Brainstorming was more useful for breaking logjams, even when the suggestions weren't right. Prototyping with AI was the most surprising: it could produce realistic UI in minutes, which let us test more directions than we would have otherwise. Drafting testing scripts required the most oversight — the outputs were plausible but often leading, framing questions in ways that pointed users toward the right answer.
We used ChatGPT for broad brainstorming and quick iteration. Claude was better for longer, more structured tasks where we needed it to hold a lot of context at once. Granola handled meeting notes and kept our synthesis sessions from disappearing into a folder no one opened again.

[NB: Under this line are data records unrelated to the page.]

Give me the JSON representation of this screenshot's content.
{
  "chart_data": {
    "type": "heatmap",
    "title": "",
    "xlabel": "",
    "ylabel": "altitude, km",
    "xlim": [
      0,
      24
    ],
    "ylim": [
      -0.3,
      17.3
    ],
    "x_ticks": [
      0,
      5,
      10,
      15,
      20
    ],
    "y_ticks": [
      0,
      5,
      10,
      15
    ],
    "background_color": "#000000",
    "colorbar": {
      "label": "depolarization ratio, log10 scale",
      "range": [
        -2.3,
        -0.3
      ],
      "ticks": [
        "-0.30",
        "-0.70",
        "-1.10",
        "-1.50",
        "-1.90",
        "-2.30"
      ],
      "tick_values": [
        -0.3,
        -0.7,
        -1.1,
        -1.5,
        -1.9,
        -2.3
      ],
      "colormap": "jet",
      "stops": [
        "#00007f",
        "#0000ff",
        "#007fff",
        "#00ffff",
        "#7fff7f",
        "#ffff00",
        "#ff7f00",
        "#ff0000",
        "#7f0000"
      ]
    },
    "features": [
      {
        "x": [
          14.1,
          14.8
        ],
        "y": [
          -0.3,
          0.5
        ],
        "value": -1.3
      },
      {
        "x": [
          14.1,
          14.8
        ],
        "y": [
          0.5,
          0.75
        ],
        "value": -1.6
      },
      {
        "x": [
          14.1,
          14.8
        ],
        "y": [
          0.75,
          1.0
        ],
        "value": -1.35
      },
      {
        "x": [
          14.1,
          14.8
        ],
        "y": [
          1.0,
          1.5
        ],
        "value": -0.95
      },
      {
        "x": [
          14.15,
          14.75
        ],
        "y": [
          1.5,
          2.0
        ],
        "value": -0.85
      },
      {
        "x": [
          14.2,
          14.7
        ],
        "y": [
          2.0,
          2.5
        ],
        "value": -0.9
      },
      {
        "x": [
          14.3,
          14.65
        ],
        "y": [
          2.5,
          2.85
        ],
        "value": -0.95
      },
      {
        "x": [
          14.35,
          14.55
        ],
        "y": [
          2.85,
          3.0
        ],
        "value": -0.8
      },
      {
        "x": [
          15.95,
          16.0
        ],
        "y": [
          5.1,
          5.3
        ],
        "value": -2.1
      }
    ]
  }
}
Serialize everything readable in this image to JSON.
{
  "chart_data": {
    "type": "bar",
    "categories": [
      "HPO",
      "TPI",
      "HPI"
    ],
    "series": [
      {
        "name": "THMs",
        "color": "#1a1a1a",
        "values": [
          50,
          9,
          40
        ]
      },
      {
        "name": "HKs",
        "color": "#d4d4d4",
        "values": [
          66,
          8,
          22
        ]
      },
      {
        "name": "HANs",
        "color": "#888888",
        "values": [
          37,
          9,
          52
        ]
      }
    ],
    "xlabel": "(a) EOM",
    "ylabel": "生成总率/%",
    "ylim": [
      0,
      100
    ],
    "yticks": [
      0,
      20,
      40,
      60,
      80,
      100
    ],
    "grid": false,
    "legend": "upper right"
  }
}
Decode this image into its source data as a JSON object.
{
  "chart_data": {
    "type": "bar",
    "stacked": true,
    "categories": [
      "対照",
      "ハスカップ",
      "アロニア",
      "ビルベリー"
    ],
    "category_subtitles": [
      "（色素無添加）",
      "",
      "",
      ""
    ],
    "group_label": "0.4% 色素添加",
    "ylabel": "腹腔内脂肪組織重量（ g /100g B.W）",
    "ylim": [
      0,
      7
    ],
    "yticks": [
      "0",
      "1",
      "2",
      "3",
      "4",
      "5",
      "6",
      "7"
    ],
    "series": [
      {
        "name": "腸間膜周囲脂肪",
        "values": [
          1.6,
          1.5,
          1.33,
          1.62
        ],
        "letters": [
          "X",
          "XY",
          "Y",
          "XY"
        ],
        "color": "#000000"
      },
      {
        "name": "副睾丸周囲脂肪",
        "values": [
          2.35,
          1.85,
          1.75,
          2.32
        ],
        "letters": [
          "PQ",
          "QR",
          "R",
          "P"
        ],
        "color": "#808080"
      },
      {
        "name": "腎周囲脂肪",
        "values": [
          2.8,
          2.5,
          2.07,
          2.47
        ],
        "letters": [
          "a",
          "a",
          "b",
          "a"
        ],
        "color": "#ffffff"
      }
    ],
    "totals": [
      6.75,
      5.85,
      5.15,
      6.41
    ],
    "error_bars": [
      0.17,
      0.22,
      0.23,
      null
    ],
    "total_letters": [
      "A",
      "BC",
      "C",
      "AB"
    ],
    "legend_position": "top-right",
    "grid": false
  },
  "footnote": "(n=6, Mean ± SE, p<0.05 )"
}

The biggest thing we learned was that AI worked best when we already had a strong point of view. When we came in with a clear question, we got useful output. When we came in vague, we got confident-sounding noise. And when we leaned on it too early — before we had done the hard interpretive work ourselves — it gave us the illusion of progress without the substance.
That changed how we structured our working sessions. We started front-loading more alignment work between team members before involving AI, and we got more deliberate about returning to our own research to evaluate whatever it generated.
Ironically, that mirrored one of the core ideas behind SampleCSI itself: AI worked best as augmentation, not replacement.
I learned that workflow design isn't really about screens.
It's about understanding how people make decisions under pressure. If I revisited this project, I'd spend more time validating edge cases earlier, especially around evidence relationships and multi-agency workflows. Our biggest pivot happened relatively late, and earlier questioning could have surfaced it sooner. This project also changed how I think about usability testing — watching users hesitate in real time taught me that clarity often matters more than feature depth, especially in high-stakes environments where confidence and speed are tightly connected.